Both were raised in “The City in the Country.” Both attended Poway middle schools (one attended Meadowbrook, the other Twin Peaks,) and graduated from Poway High School. For many years they both lived in the Summerfield neighborhood. The older man’s three sons played with the younger man and his siblings. The older man remembers taking a math class at PHS taught by the younger man’s father.
Both men finished college and earned college and law degrees.
Both are local elected leaders.
Don Higginson, a 27-year City Council veteran, and newly minted state Assemblyman Brian Maienschein agreed Friday that Poway is a special place.
“It’s a tremendous honor to represent the community you grew up in,” Maienschein told the 80 business and civic representatives attending the annual Poway Chamber of Commerce-sponsored breakfast.
Poway’s track record at being a well-run city makes being mayor “A great, easy job,” Higginson added.
Elected in November to represent the new 77th District, Maienschein told the Maderas Golf Club audience that he’s introduced three bills during his first 90 days in office. The first would freeze tuitions at state colleges and universities for five years. The second bill would allow the spouses of transferred members of the military to work in their new state under the provisions of licenses granted by their previous state of residence. The third bill, Maienschein said, would require criminal background checks on adults working with youth sports teams.
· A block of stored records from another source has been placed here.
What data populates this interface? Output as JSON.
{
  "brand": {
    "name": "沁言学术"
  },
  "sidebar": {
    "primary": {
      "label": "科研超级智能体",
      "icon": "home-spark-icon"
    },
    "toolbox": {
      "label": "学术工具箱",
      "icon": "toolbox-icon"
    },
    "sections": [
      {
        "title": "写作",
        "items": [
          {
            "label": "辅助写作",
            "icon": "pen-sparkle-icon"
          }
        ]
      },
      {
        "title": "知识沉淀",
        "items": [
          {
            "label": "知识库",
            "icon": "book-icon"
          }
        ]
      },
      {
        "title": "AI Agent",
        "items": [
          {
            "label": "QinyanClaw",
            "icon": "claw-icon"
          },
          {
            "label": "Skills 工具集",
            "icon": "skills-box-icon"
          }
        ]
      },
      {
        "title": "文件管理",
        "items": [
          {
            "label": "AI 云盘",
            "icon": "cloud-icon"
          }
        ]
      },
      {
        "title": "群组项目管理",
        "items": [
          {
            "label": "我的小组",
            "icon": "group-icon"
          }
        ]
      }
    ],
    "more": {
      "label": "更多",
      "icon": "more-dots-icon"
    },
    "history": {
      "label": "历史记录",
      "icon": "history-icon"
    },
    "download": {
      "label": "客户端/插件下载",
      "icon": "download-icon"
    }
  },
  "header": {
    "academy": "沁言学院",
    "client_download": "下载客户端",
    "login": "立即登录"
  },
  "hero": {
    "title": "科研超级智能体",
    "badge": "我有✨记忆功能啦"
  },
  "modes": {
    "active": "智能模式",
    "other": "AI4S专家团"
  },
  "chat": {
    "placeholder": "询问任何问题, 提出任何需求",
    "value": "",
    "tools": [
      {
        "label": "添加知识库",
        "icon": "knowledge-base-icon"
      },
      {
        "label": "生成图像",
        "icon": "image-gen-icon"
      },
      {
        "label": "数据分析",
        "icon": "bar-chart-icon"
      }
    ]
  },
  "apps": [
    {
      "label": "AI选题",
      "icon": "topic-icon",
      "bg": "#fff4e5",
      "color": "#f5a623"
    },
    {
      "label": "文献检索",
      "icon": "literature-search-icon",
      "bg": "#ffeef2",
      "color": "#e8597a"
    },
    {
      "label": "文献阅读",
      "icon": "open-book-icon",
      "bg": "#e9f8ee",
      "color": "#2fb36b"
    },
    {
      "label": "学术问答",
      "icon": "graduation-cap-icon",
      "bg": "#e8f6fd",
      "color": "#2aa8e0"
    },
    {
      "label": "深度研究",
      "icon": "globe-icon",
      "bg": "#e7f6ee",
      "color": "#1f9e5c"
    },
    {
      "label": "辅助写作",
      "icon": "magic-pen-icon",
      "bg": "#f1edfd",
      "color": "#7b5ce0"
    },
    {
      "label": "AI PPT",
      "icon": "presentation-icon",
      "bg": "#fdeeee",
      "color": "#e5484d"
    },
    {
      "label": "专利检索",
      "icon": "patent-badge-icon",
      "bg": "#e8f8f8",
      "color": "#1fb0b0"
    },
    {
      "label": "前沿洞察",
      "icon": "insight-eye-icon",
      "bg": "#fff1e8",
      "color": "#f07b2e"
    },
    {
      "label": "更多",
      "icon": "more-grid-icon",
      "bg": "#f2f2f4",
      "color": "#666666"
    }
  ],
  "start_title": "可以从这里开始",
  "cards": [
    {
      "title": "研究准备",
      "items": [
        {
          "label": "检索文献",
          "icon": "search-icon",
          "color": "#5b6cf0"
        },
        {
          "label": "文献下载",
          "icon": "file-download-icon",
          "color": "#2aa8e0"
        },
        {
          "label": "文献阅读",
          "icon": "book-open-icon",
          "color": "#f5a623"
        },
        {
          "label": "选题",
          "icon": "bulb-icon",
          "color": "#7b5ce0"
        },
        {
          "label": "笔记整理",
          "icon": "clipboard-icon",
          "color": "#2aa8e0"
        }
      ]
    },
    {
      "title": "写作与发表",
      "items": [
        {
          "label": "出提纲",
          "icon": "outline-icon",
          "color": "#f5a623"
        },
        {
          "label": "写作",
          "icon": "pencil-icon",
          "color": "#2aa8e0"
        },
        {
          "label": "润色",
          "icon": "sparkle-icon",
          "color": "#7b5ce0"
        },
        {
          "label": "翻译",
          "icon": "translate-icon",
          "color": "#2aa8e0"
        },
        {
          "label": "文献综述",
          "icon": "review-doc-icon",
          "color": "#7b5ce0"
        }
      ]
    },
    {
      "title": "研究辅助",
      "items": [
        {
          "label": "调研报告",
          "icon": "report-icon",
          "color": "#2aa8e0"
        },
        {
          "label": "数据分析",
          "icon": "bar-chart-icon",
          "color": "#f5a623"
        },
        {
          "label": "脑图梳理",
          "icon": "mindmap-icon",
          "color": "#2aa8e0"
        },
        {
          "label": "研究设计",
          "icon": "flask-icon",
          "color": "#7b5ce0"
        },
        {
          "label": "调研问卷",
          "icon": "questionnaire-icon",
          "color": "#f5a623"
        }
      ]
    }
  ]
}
A Carmel Mountain Ranch resident, Maienschein represented District 5 of the San Diego City Council for eight years. After being termed out, he worked for the United Way where he specialized in coming up with governmental solutions to ease the homeless problem. The result was a new program where the 35 homeless people who were costing the most in government support (a total of $12 million) were assisted by local agencies at a cost of $7 million.
More programs like that, where money is saved while a major problem is addressed, are needed in Sacramento, he said.
The assemblyman said he understood the significance to cities of the loss of local redevelopment agencies, but expressed doubt that Gov. Jerry Brown would be doing anything to ease the financial hits taken by Poway, San Diego and other affected cities.
Higginson departed from past practice of repeating the “State of the City” speech he gives during the first March council meeting. Instead, he noted that Poway’s crime rate continues to be the lowest among cities that contract with the San Diego County Sheriff’s Department and that the city will soon see several new businesses moving in, including Grocery Outlet, Five Guys Burgers and Fries and the Mainstream Bar and Grill. The Poway Business Park continues to thrive, he said, and has a vacancy rate of only 4.3 percent. Meanwhile, Toyota of Poway has opened in its new location, planning progresses for a new Lowe’s home improvement store and ground had been broken on the Walmart expansion, the mayor said.
Higginson shared with the group a few slides from the San Diego Association of Government’s 2050 population report. Most of the region’s growth will come not from new residents moving in, but by additions to families already here, he said. The report projects a need by 2050 of 479,000 new jobs and 333,000 units of housing.